One of my favorite statues is by Fr. Tony Lauck, CSC, a member of my community who had died before I joined. From a distance it looks like a black cone, about 6 feet tall. As you get closer, though, you realize that the surface is not smooth, but imitates the folds you would see in cloth, and that there’s a subtle divide that means that two clothed figures are depicted. Emerging from those fold, you can see four hands, and if you look from the appropriate angles, you can see one face or the other of two women who are embracing, heads nestled on each other’s shoulders. It’s a depiction of the Visitation, the Gospel passage we just heard, Mary and Elizabeth embracing.

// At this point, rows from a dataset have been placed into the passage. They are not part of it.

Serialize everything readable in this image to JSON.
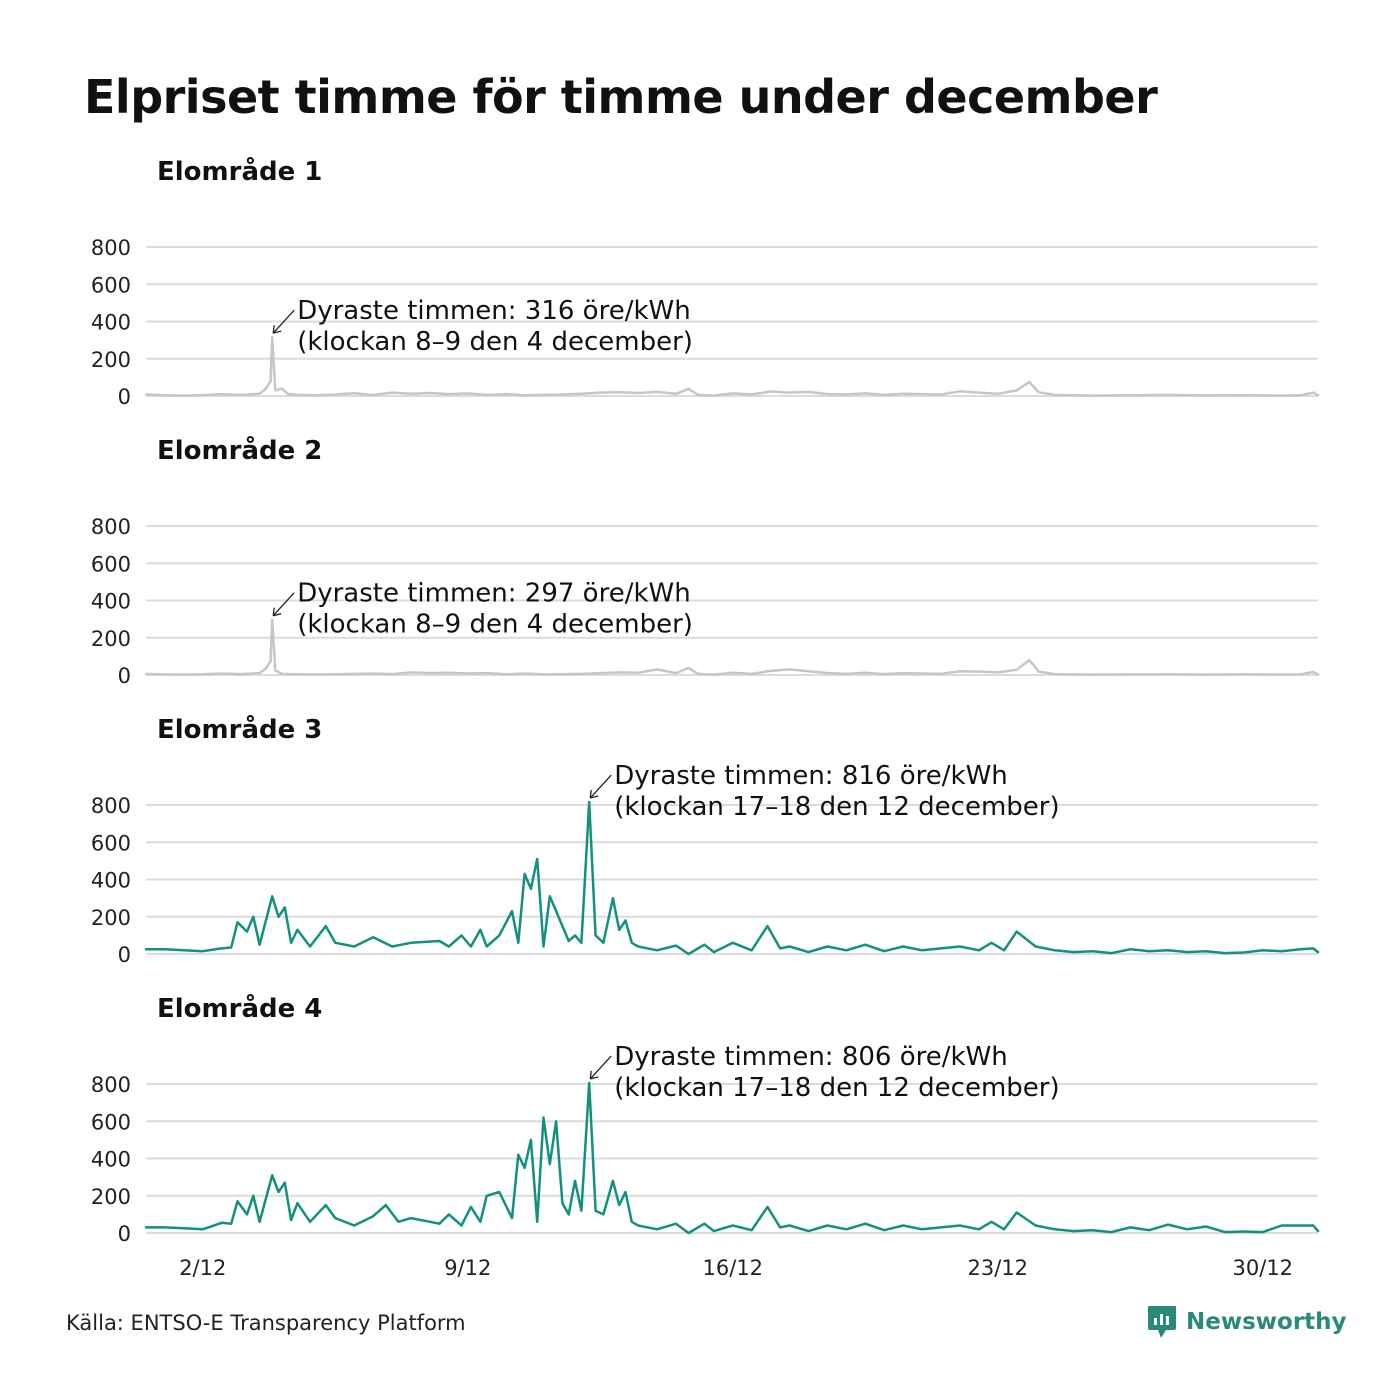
{
  "title": "Elpriset timme för timme under december",
  "source": "Källa: ENTSO-E Transparency Platform",
  "brand": "Newsworthy",
  "colors": {
    "highlight": "#13917e",
    "muted": "#c6c4cf",
    "grid": "#dcdcdc"
  },
  "chart_data": [
    {
      "type": "line",
      "title": "Elområde 1",
      "color": "muted",
      "ylim": [
        0,
        800
      ],
      "yticks": [
        0,
        200,
        400,
        600,
        800
      ],
      "xlim": [
        "2022-12-01 00:00",
        "2022-12-31 23:00"
      ],
      "annotation": {
        "line1": "Dyraste timmen: 316 öre/kWh",
        "line2": "(klockan 8–9 den 4 december)",
        "x": "2022-12-04 08:00",
        "y": 316
      },
      "series": [
        {
          "x": [
            "2022-12-01 00:00",
            "2022-12-01 12:00",
            "2022-12-02 00:00",
            "2022-12-02 12:00",
            "2022-12-03 00:00",
            "2022-12-03 12:00",
            "2022-12-04 00:00",
            "2022-12-04 04:00",
            "2022-12-04 07:00",
            "2022-12-04 08:00",
            "2022-12-04 10:00",
            "2022-12-04 14:00",
            "2022-12-04 18:00",
            "2022-12-05 00:00",
            "2022-12-05 12:00",
            "2022-12-06 00:00",
            "2022-12-06 12:00",
            "2022-12-07 00:00",
            "2022-12-07 12:00",
            "2022-12-08 00:00",
            "2022-12-08 12:00",
            "2022-12-09 00:00",
            "2022-12-09 12:00",
            "2022-12-10 00:00",
            "2022-12-10 12:00",
            "2022-12-11 00:00",
            "2022-12-11 12:00",
            "2022-12-12 00:00",
            "2022-12-12 12:00",
            "2022-12-13 00:00",
            "2022-12-13 12:00",
            "2022-12-14 00:00",
            "2022-12-14 12:00",
            "2022-12-15 00:00",
            "2022-12-15 08:00",
            "2022-12-15 14:00",
            "2022-12-16 00:00",
            "2022-12-16 12:00",
            "2022-12-17 00:00",
            "2022-12-17 12:00",
            "2022-12-18 00:00",
            "2022-12-18 12:00",
            "2022-12-19 00:00",
            "2022-12-19 12:00",
            "2022-12-20 00:00",
            "2022-12-20 12:00",
            "2022-12-21 00:00",
            "2022-12-21 12:00",
            "2022-12-22 00:00",
            "2022-12-22 12:00",
            "2022-12-23 00:00",
            "2022-12-23 12:00",
            "2022-12-24 00:00",
            "2022-12-24 08:00",
            "2022-12-24 14:00",
            "2022-12-25 00:00",
            "2022-12-25 12:00",
            "2022-12-26 00:00",
            "2022-12-27 00:00",
            "2022-12-28 00:00",
            "2022-12-29 00:00",
            "2022-12-30 00:00",
            "2022-12-31 00:00",
            "2022-12-31 12:00",
            "2022-12-31 20:00",
            "2022-12-31 23:00"
          ],
          "y": [
            8,
            4,
            2,
            5,
            10,
            6,
            12,
            40,
            80,
            316,
            30,
            40,
            10,
            6,
            4,
            8,
            15,
            5,
            18,
            12,
            16,
            10,
            14,
            6,
            10,
            4,
            6,
            8,
            12,
            18,
            20,
            16,
            22,
            12,
            38,
            6,
            2,
            14,
            8,
            24,
            18,
            22,
            10,
            8,
            14,
            6,
            12,
            10,
            8,
            25,
            18,
            12,
            30,
            75,
            20,
            6,
            4,
            2,
            4,
            6,
            3,
            5,
            2,
            4,
            18,
            4
          ]
        }
      ]
    },
    {
      "type": "line",
      "title": "Elområde 2",
      "color": "muted",
      "ylim": [
        0,
        800
      ],
      "yticks": [
        0,
        200,
        400,
        600,
        800
      ],
      "xlim": [
        "2022-12-01 00:00",
        "2022-12-31 23:00"
      ],
      "annotation": {
        "line1": "Dyraste timmen: 297 öre/kWh",
        "line2": "(klockan 8–9 den 4 december)",
        "x": "2022-12-04 08:00",
        "y": 297
      },
      "series": [
        {
          "x": [
            "2022-12-01 00:00",
            "2022-12-01 12:00",
            "2022-12-02 00:00",
            "2022-12-02 12:00",
            "2022-12-03 00:00",
            "2022-12-03 12:00",
            "2022-12-04 00:00",
            "2022-12-04 04:00",
            "2022-12-04 07:00",
            "2022-12-04 08:00",
            "2022-12-04 10:00",
            "2022-12-04 14:00",
            "2022-12-05 00:00",
            "2022-12-05 12:00",
            "2022-12-06 00:00",
            "2022-12-06 12:00",
            "2022-12-07 00:00",
            "2022-12-07 12:00",
            "2022-12-08 00:00",
            "2022-12-08 12:00",
            "2022-12-09 00:00",
            "2022-12-09 12:00",
            "2022-12-10 00:00",
            "2022-12-10 12:00",
            "2022-12-11 00:00",
            "2022-12-11 12:00",
            "2022-12-12 00:00",
            "2022-12-12 12:00",
            "2022-12-13 00:00",
            "2022-12-13 12:00",
            "2022-12-14 00:00",
            "2022-12-14 12:00",
            "2022-12-15 00:00",
            "2022-12-15 08:00",
            "2022-12-15 14:00",
            "2022-12-16 00:00",
            "2022-12-16 12:00",
            "2022-12-17 00:00",
            "2022-12-17 12:00",
            "2022-12-18 00:00",
            "2022-12-18 12:00",
            "2022-12-19 00:00",
            "2022-12-19 12:00",
            "2022-12-20 00:00",
            "2022-12-20 12:00",
            "2022-12-21 00:00",
            "2022-12-21 12:00",
            "2022-12-22 00:00",
            "2022-12-22 12:00",
            "2022-12-23 00:00",
            "2022-12-23 12:00",
            "2022-12-24 00:00",
            "2022-12-24 08:00",
            "2022-12-24 14:00",
            "2022-12-25 00:00",
            "2022-12-25 12:00",
            "2022-12-26 00:00",
            "2022-12-27 00:00",
            "2022-12-28 00:00",
            "2022-12-29 00:00",
            "2022-12-30 00:00",
            "2022-12-31 00:00",
            "2022-12-31 12:00",
            "2022-12-31 20:00",
            "2022-12-31 23:00"
          ],
          "y": [
            6,
            3,
            2,
            4,
            8,
            5,
            10,
            35,
            75,
            297,
            25,
            6,
            4,
            3,
            4,
            6,
            8,
            5,
            14,
            10,
            12,
            8,
            10,
            4,
            8,
            3,
            5,
            6,
            10,
            14,
            12,
            30,
            10,
            38,
            6,
            2,
            12,
            6,
            22,
            30,
            20,
            10,
            6,
            12,
            5,
            10,
            8,
            6,
            20,
            18,
            14,
            28,
            80,
            18,
            5,
            3,
            2,
            3,
            4,
            2,
            4,
            2,
            3,
            16,
            3
          ]
        }
      ]
    },
    {
      "type": "line",
      "title": "Elområde 3",
      "color": "highlight",
      "ylim": [
        0,
        800
      ],
      "yticks": [
        0,
        200,
        400,
        600,
        800
      ],
      "xlim": [
        "2022-12-01 00:00",
        "2022-12-31 23:00"
      ],
      "annotation": {
        "line1": "Dyraste timmen: 816 öre/kWh",
        "line2": "(klockan 17–18 den 12 december)",
        "x": "2022-12-12 17:00",
        "y": 816
      },
      "series": [
        {
          "x": [
            "2022-12-01 00:00",
            "2022-12-01 12:00",
            "2022-12-02 00:00",
            "2022-12-02 12:00",
            "2022-12-03 00:00",
            "2022-12-03 06:00",
            "2022-12-03 10:00",
            "2022-12-03 16:00",
            "2022-12-03 20:00",
            "2022-12-04 00:00",
            "2022-12-04 08:00",
            "2022-12-04 12:00",
            "2022-12-04 16:00",
            "2022-12-04 20:00",
            "2022-12-05 00:00",
            "2022-12-05 08:00",
            "2022-12-05 18:00",
            "2022-12-06 00:00",
            "2022-12-06 12:00",
            "2022-12-07 00:00",
            "2022-12-07 12:00",
            "2022-12-08 00:00",
            "2022-12-08 18:00",
            "2022-12-09 00:00",
            "2022-12-09 08:00",
            "2022-12-09 14:00",
            "2022-12-09 20:00",
            "2022-12-10 00:00",
            "2022-12-10 08:00",
            "2022-12-10 16:00",
            "2022-12-10 20:00",
            "2022-12-11 00:00",
            "2022-12-11 04:00",
            "2022-12-11 08:00",
            "2022-12-11 12:00",
            "2022-12-11 16:00",
            "2022-12-11 22:00",
            "2022-12-12 04:00",
            "2022-12-12 08:00",
            "2022-12-12 12:00",
            "2022-12-12 17:00",
            "2022-12-12 21:00",
            "2022-12-13 02:00",
            "2022-12-13 08:00",
            "2022-12-13 12:00",
            "2022-12-13 16:00",
            "2022-12-13 20:00",
            "2022-12-14 00:00",
            "2022-12-14 12:00",
            "2022-12-15 00:00",
            "2022-12-15 08:00",
            "2022-12-15 18:00",
            "2022-12-16 00:00",
            "2022-12-16 12:00",
            "2022-12-17 00:00",
            "2022-12-17 10:00",
            "2022-12-17 18:00",
            "2022-12-18 00:00",
            "2022-12-18 12:00",
            "2022-12-19 00:00",
            "2022-12-19 12:00",
            "2022-12-20 00:00",
            "2022-12-20 12:00",
            "2022-12-21 00:00",
            "2022-12-21 12:00",
            "2022-12-22 00:00",
            "2022-12-22 12:00",
            "2022-12-23 00:00",
            "2022-12-23 08:00",
            "2022-12-23 16:00",
            "2022-12-24 00:00",
            "2022-12-24 12:00",
            "2022-12-25 00:00",
            "2022-12-25 12:00",
            "2022-12-26 00:00",
            "2022-12-26 12:00",
            "2022-12-27 00:00",
            "2022-12-27 12:00",
            "2022-12-28 00:00",
            "2022-12-28 12:00",
            "2022-12-29 00:00",
            "2022-12-29 12:00",
            "2022-12-30 00:00",
            "2022-12-30 12:00",
            "2022-12-31 00:00",
            "2022-12-31 12:00",
            "2022-12-31 20:00",
            "2022-12-31 23:00"
          ],
          "y": [
            25,
            25,
            20,
            15,
            30,
            35,
            170,
            120,
            200,
            50,
            310,
            200,
            250,
            60,
            130,
            40,
            150,
            60,
            40,
            90,
            40,
            60,
            70,
            40,
            100,
            40,
            130,
            40,
            100,
            230,
            60,
            430,
            350,
            510,
            40,
            310,
            190,
            70,
            100,
            60,
            816,
            100,
            60,
            300,
            130,
            180,
            60,
            40,
            20,
            45,
            0,
            50,
            10,
            60,
            20,
            150,
            30,
            40,
            10,
            40,
            20,
            50,
            15,
            40,
            20,
            30,
            40,
            20,
            60,
            20,
            120,
            40,
            20,
            10,
            15,
            5,
            25,
            15,
            20,
            10,
            15,
            5,
            8,
            20,
            15,
            25,
            30,
            10
          ]
        }
      ]
    },
    {
      "type": "line",
      "title": "Elområde 4",
      "color": "highlight",
      "ylim": [
        0,
        800
      ],
      "yticks": [
        0,
        200,
        400,
        600,
        800
      ],
      "xlim": [
        "2022-12-01 00:00",
        "2022-12-31 23:00"
      ],
      "xticks": [
        "2/12",
        "9/12",
        "16/12",
        "23/12",
        "30/12"
      ],
      "annotation": {
        "line1": "Dyraste timmen: 806 öre/kWh",
        "line2": "(klockan 17–18 den 12 december)",
        "x": "2022-12-12 17:00",
        "y": 806
      },
      "series": [
        {
          "x": [
            "2022-12-01 00:00",
            "2022-12-01 12:00",
            "2022-12-02 00:00",
            "2022-12-02 12:00",
            "2022-12-03 00:00",
            "2022-12-03 06:00",
            "2022-12-03 10:00",
            "2022-12-03 16:00",
            "2022-12-03 20:00",
            "2022-12-04 00:00",
            "2022-12-04 08:00",
            "2022-12-04 12:00",
            "2022-12-04 16:00",
            "2022-12-04 20:00",
            "2022-12-05 00:00",
            "2022-12-05 08:00",
            "2022-12-05 18:00",
            "2022-12-06 00:00",
            "2022-12-06 12:00",
            "2022-12-07 00:00",
            "2022-12-07 08:00",
            "2022-12-07 16:00",
            "2022-12-08 00:00",
            "2022-12-08 18:00",
            "2022-12-09 00:00",
            "2022-12-09 08:00",
            "2022-12-09 14:00",
            "2022-12-09 20:00",
            "2022-12-10 00:00",
            "2022-12-10 08:00",
            "2022-12-10 16:00",
            "2022-12-10 20:00",
            "2022-12-11 00:00",
            "2022-12-11 04:00",
            "2022-12-11 08:00",
            "2022-12-11 12:00",
            "2022-12-11 16:00",
            "2022-12-11 20:00",
            "2022-12-12 00:00",
            "2022-12-12 04:00",
            "2022-12-12 08:00",
            "2022-12-12 12:00",
            "2022-12-12 17:00",
            "2022-12-12 21:00",
            "2022-12-13 02:00",
            "2022-12-13 08:00",
            "2022-12-13 12:00",
            "2022-12-13 16:00",
            "2022-12-13 20:00",
            "2022-12-14 00:00",
            "2022-12-14 12:00",
            "2022-12-15 00:00",
            "2022-12-15 08:00",
            "2022-12-15 18:00",
            "2022-12-16 00:00",
            "2022-12-16 12:00",
            "2022-12-17 00:00",
            "2022-12-17 10:00",
            "2022-12-17 18:00",
            "2022-12-18 00:00",
            "2022-12-18 12:00",
            "2022-12-19 00:00",
            "2022-12-19 12:00",
            "2022-12-20 00:00",
            "2022-12-20 12:00",
            "2022-12-21 00:00",
            "2022-12-21 12:00",
            "2022-12-22 00:00",
            "2022-12-22 12:00",
            "2022-12-23 00:00",
            "2022-12-23 08:00",
            "2022-12-23 16:00",
            "2022-12-24 00:00",
            "2022-12-24 12:00",
            "2022-12-25 00:00",
            "2022-12-25 12:00",
            "2022-12-26 00:00",
            "2022-12-26 12:00",
            "2022-12-27 00:00",
            "2022-12-27 12:00",
            "2022-12-28 00:00",
            "2022-12-28 12:00",
            "2022-12-29 00:00",
            "2022-12-29 12:00",
            "2022-12-30 00:00",
            "2022-12-30 12:00",
            "2022-12-31 00:00",
            "2022-12-31 12:00",
            "2022-12-31 20:00",
            "2022-12-31 23:00"
          ],
          "y": [
            30,
            30,
            25,
            20,
            55,
            50,
            170,
            100,
            200,
            60,
            310,
            220,
            270,
            70,
            160,
            60,
            150,
            80,
            40,
            90,
            150,
            60,
            80,
            50,
            100,
            40,
            140,
            60,
            200,
            220,
            80,
            420,
            350,
            500,
            60,
            620,
            370,
            600,
            160,
            100,
            280,
            120,
            806,
            120,
            100,
            280,
            150,
            220,
            60,
            40,
            20,
            50,
            0,
            50,
            10,
            40,
            15,
            140,
            30,
            40,
            10,
            40,
            20,
            50,
            15,
            40,
            20,
            30,
            40,
            20,
            60,
            20,
            110,
            40,
            20,
            10,
            15,
            5,
            30,
            15,
            45,
            20,
            35,
            5,
            8,
            5,
            40,
            40,
            40,
            10
          ]
        }
      ]
    }
  ]
}
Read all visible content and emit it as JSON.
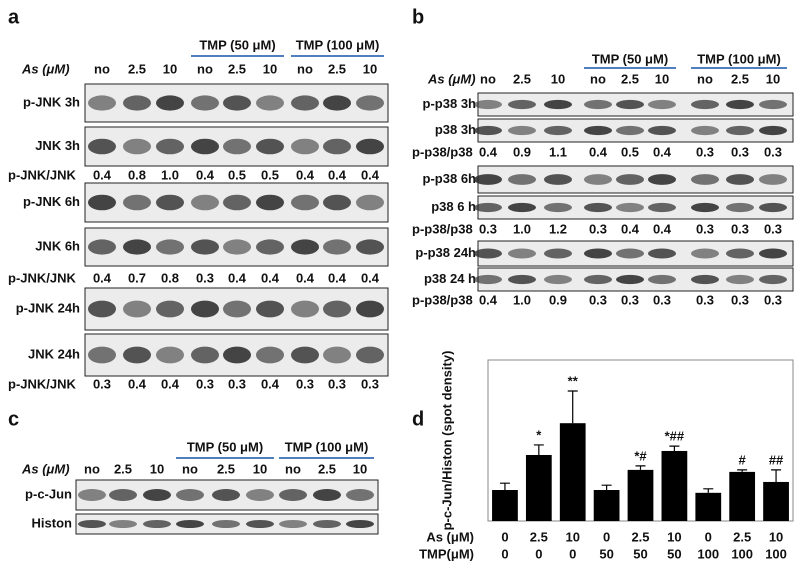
{
  "panels": [
    {
      "letter": "a",
      "as_label": "As (μM)",
      "groups": [
        "TMP  (50 μM)",
        "TMP  (100 μM)"
      ],
      "lanes": [
        "no",
        "2.5",
        "10",
        "no",
        "2.5",
        "10",
        "no",
        "2.5",
        "10"
      ],
      "rows": [
        {
          "label": "p-JNK 3h"
        },
        {
          "label": "JNK 3h"
        },
        {
          "label": "p-JNK/JNK",
          "values": [
            "0.4",
            "0.8",
            "1.0",
            "0.4",
            "0.5",
            "0.5",
            "0.4",
            "0.4",
            "0.4"
          ]
        },
        {
          "label": "p-JNK 6h"
        },
        {
          "label": "JNK 6h"
        },
        {
          "label": "p-JNK/JNK",
          "values": [
            "0.4",
            "0.7",
            "0.8",
            "0.3",
            "0.4",
            "0.4",
            "0.4",
            "0.4",
            "0.4"
          ]
        },
        {
          "label": "p-JNK 24h"
        },
        {
          "label": "JNK 24h"
        },
        {
          "label": "p-JNK/JNK",
          "values": [
            "0.3",
            "0.4",
            "0.4",
            "0.3",
            "0.3",
            "0.4",
            "0.3",
            "0.3",
            "0.3"
          ]
        }
      ]
    },
    {
      "letter": "b",
      "as_label": "As (μM)",
      "groups": [
        "TMP  (50 μM)",
        "TMP  (100 μM)"
      ],
      "lanes": [
        "no",
        "2.5",
        "10",
        "no",
        "2.5",
        "10",
        "no",
        "2.5",
        "10"
      ],
      "rows": [
        {
          "label": "p-p38 3h"
        },
        {
          "label": "p38 3h"
        },
        {
          "label": "p-p38/p38",
          "values": [
            "0.4",
            "0.9",
            "1.1",
            "0.4",
            "0.5",
            "0.4",
            "0.3",
            "0.3",
            "0.3"
          ]
        },
        {
          "label": "p-p38 6h"
        },
        {
          "label": "p38 6 h"
        },
        {
          "label": "p-p38/p38",
          "values": [
            "0.3",
            "1.0",
            "1.2",
            "0.3",
            "0.4",
            "0.4",
            "0.3",
            "0.3",
            "0.3"
          ]
        },
        {
          "label": "p-p38 24h"
        },
        {
          "label": "p38 24 h"
        },
        {
          "label": "p-p38/p38",
          "values": [
            "0.4",
            "1.0",
            "0.9",
            "0.3",
            "0.3",
            "0.3",
            "0.3",
            "0.3",
            "0.3"
          ]
        }
      ]
    },
    {
      "letter": "c",
      "as_label": "As (μM)",
      "groups": [
        "TMP  (50 μM)",
        "TMP  (100 μM)"
      ],
      "lanes": [
        "no",
        "2.5",
        "10",
        "no",
        "2.5",
        "10",
        "no",
        "2.5",
        "10"
      ],
      "rows": [
        {
          "label": "p-c-Jun"
        },
        {
          "label": "Histon"
        }
      ]
    }
  ],
  "chart_data": {
    "type": "bar",
    "letter": "d",
    "y_label": "p-c-Jun/Histon (spot density)",
    "categories": [
      "0",
      "2.5",
      "10",
      "0",
      "2.5",
      "10",
      "0",
      "2.5",
      "10"
    ],
    "categories2": [
      "0",
      "0",
      "0",
      "50",
      "50",
      "50",
      "100",
      "100",
      "100"
    ],
    "row_labels": [
      "As  (μM)",
      "TMP(μM)"
    ],
    "values": [
      0.77,
      1.64,
      2.43,
      0.77,
      1.27,
      1.74,
      0.7,
      1.22,
      0.97
    ],
    "errors": [
      0.17,
      0.25,
      0.8,
      0.12,
      0.1,
      0.12,
      0.1,
      0.05,
      0.3
    ],
    "annotations": [
      null,
      "*",
      "**",
      null,
      "*#",
      "*##",
      null,
      "#",
      "##"
    ],
    "color": "#000000",
    "ylim": [
      0,
      4
    ]
  }
}
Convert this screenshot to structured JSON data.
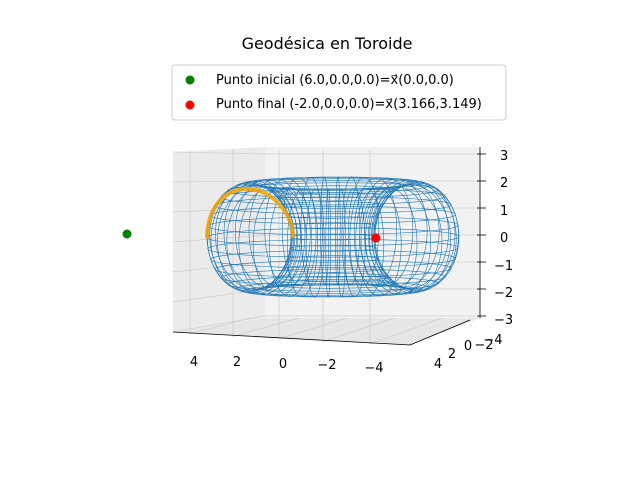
{
  "chart_data": {
    "type": "3d-wireframe",
    "title": "Geodésica en Toroide",
    "surface": {
      "shape": "torus",
      "major_radius": 4,
      "minor_radius": 2,
      "color": "#1f77b4"
    },
    "geodesic": {
      "color": "#f5a300"
    },
    "points": [
      {
        "name": "Punto inicial (6.0,0.0,0.0)=x⃗(0.0,0.0)",
        "x": 6.0,
        "y": 0.0,
        "z": 0.0,
        "color": "#008000"
      },
      {
        "name": "Punto final (-2.0,0.0,0.0)=x⃗(3.166,3.149)",
        "x": -2.0,
        "y": 0.0,
        "z": 0.0,
        "color": "#ff0000"
      }
    ],
    "legend": {
      "placement": "top-center",
      "entries": [
        "Punto inicial (6.0,0.0,0.0)=x⃗(0.0,0.0)",
        "Punto final (-2.0,0.0,0.0)=x⃗(3.166,3.149)"
      ]
    },
    "x_ticks": [
      "4",
      "2",
      "0",
      "−2",
      "−4"
    ],
    "y_ticks": [
      "4",
      "2",
      "0",
      "−2",
      "−4"
    ],
    "z_ticks": [
      "3",
      "2",
      "1",
      "0",
      "−1",
      "−2",
      "−3"
    ],
    "xlabel": "",
    "ylabel": "",
    "zlabel": "",
    "grid": true
  }
}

The original stands outside the visitors’ center at Notre Dame, but various miniature version, roughly half-size, or maybe just a little less, have been cast, and can be found in various locations. One resides in a corridor in the seminary I attended. The corridor joins the chapel to the refectory, where we eat. We prayed a lot in seminary, and we ate quite a bit. In fact, those things generally happened in that order. Morning Prayer was followed by breakfast; Evening Prayer, by dinner. As we walked from chapel to refectory, we were reminded of what a holy relationship between two people can look like and encouraged to let the devotion to God we’d practiced in the chapel transform into the different, but potentially equally holy, kind of care and concern for another that might be practiced over a meal.

 

At the end of my first year in seminary, I was assigned to spend the summer at one of my community’s parishes in Mexico. For various scheduling reasons, I ended up finishing a paper one night, staying up to pack past my bedtime, taking an exam the next morning, and then trying to same goodbye for a time to some people before being driven to the airport to take a couple of flights that would end up with me landing in Monterrey airport. All of that left me tired, physically, mentally, and emotionally. I was nervous about working in a new country in a language I had some skill in, but very definitely was not fluent in, meeting new people, and trying to navigate all that in the midst of a busy end to the previous semester. Two of our Mexican seminarians picked me up at the airport, and I remember that they tried hard to make me comfortable, speaking nice slow Spanish to me, and explaining various things, but I also remember that it was hot and sweaty still, even though the sun had set, and two of the things they explained were that we would get home just in time for Night Prayer, and that the next morning I’d be put to “work” right away, accompanying a minister on communion calls to the sick and homebound. Already nervous, I started feeling like there wouldn’t even be time to catch my breath. We got to the house where I’d be staying, I dropped my bags off in my room, turned on the air-conditioner I was very relieved to discover existed, and then went to the chapel. Right outside the door to that chapel: what look from the distance like a dark cone, but on closer inspection was a two-and-a-half-foot miniature of Fr. Lauck’s Visitation Statue: Two women embracing.

 

I felt at home. Partly, just seeing a favorite statue, something I didn’t have to translate, was familiar. But more deeply, the statue reminded me that I was embraced, welcomed, received as guest, and not just by my brothers at that parish. It reminded me that just as Elizabeth welcomed Mary as guest, and just as Mary hastened to embrace Elizabeth when she needed help during what must have been a difficult and high-risk pregnancy, the saints welcome us and embrace us. And the saints do that because God does that. I could feel at home, not just because the statue was there too, but because God was there too, and God was embracing and welcoming.

 

And I could put that “feeling at home”-ness to work. I could go out and hasten to those in need, because I knew God was with me. I could go out with the Body of Christ in a pyx and meet the presence of Christ in the hunger and faith of the people I’d encounter, and the zeal and compassion of the Eucharistic Minister who I accompanied.

 

God has got us, so we can reach out, and we can ask for help when we need it. Just prior to this reading, Mary has heard the angel’s annunciation to her, and she has declared that she is the handmaid of the Lord, God’s servant. God’s servant, not Elizabeth’s. But she knows, that serving her cousin in her time of need is precisely how she serves God. When she comes, Elizabeth, and John, her unborn son, know that Christ has come in her, and rejoice, and worship. These two women find God in one another, when they serve, when they welcome, when they embrace.

 

We have come here to worship and to serve God. Let us continue to do that, and encounter Him all around us. By reaching out, by embracing, we will know that joy in foretaste, and be prepared to know for ever the fullness of God’s joy-filled embrace.